How does Hadoop perform input splits?

This is a conceptual question involving Hadoop/HDFS. Lets say you have a file containing 1 billion lines. And for the sake of simplicity, lets consider that each line is of the form <k,v> where k is the offset of the line from the beginning and value is the content of the line.

Now, when we say that we want to run N map tasks, does the framework split the input file into N splits and run each map task on that split? or do we have to write a partitioning function that does the N splits and run each map task on the split generated?

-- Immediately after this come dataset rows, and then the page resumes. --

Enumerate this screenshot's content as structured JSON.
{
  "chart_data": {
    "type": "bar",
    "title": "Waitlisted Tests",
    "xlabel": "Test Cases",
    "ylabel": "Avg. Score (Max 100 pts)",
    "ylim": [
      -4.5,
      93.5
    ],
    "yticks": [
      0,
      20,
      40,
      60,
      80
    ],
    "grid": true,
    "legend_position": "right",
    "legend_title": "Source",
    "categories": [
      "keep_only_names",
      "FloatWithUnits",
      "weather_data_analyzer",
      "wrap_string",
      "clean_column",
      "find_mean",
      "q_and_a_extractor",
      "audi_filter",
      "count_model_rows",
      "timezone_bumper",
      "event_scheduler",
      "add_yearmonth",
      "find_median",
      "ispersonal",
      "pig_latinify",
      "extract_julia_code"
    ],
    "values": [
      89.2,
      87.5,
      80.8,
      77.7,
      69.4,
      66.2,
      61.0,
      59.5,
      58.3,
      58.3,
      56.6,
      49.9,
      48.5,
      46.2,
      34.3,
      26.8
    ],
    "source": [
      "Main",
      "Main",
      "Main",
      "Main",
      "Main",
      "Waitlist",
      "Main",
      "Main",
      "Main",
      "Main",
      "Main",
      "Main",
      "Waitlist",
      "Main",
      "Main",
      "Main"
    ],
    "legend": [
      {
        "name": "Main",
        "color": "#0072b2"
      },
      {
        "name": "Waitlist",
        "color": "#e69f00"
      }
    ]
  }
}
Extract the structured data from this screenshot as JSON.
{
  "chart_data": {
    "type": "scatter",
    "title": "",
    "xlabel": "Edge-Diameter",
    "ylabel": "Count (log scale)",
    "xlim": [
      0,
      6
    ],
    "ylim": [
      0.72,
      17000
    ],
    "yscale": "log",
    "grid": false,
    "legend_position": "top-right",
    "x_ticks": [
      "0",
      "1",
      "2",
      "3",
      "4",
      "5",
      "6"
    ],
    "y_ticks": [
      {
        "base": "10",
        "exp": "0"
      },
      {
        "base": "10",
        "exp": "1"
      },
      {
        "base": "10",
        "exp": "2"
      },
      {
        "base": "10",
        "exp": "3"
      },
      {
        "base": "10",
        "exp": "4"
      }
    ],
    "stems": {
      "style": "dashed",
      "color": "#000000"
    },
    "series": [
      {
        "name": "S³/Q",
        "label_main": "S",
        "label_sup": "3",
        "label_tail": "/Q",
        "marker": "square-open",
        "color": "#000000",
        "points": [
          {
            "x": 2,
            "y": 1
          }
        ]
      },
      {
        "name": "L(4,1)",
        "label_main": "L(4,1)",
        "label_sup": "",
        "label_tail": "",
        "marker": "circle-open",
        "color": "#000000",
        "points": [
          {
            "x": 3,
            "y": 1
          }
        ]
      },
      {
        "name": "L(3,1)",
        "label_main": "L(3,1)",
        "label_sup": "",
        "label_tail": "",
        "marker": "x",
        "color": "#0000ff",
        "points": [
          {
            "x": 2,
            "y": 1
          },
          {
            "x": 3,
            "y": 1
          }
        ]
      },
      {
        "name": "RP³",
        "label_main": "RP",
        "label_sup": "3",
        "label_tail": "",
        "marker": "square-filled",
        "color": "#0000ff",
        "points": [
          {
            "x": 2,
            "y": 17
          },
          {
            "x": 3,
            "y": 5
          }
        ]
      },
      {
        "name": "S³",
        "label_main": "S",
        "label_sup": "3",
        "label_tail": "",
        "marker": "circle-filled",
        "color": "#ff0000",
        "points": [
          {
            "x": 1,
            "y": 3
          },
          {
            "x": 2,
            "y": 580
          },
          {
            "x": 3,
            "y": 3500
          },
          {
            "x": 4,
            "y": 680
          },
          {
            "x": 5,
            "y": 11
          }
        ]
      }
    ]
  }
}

All i want to know is, whether the splits are done internally or do we have to split the data manually?

More specifically, each time the map() function is called what are its Key key and Value val parameters?

Thanks, Deepak


The InputFormat is responsible to provide the splits.

In general, if you have n nodes, the HDFS will distribute the file over all these n nodes. If you start a job, there will be n mappers by default. Thanks to Hadoop, the mapper on a machine will process the part of the data that is stored on this node. I think this is called Rack awareness.

So to make a long story short: Upload the data in the HDFS and start a MR Job. Hadoop will care for the optimised execution.


Files are split into HDFS blocks and the blocks are replicated. Hadoop assigns a node for a split based on data locality principle. Hadoop will try to execute the mapper on the nodes where the block resides. Because of replication, there are multiple such nodes hosting the same block.

In case the nodes are not available, Hadoop will try to pick a node that is closest to the node that hosts the data block. It could pick another node in the same rack, for example. A node may not be available for various reasons; all the map slots may be under use or the node may simply be down.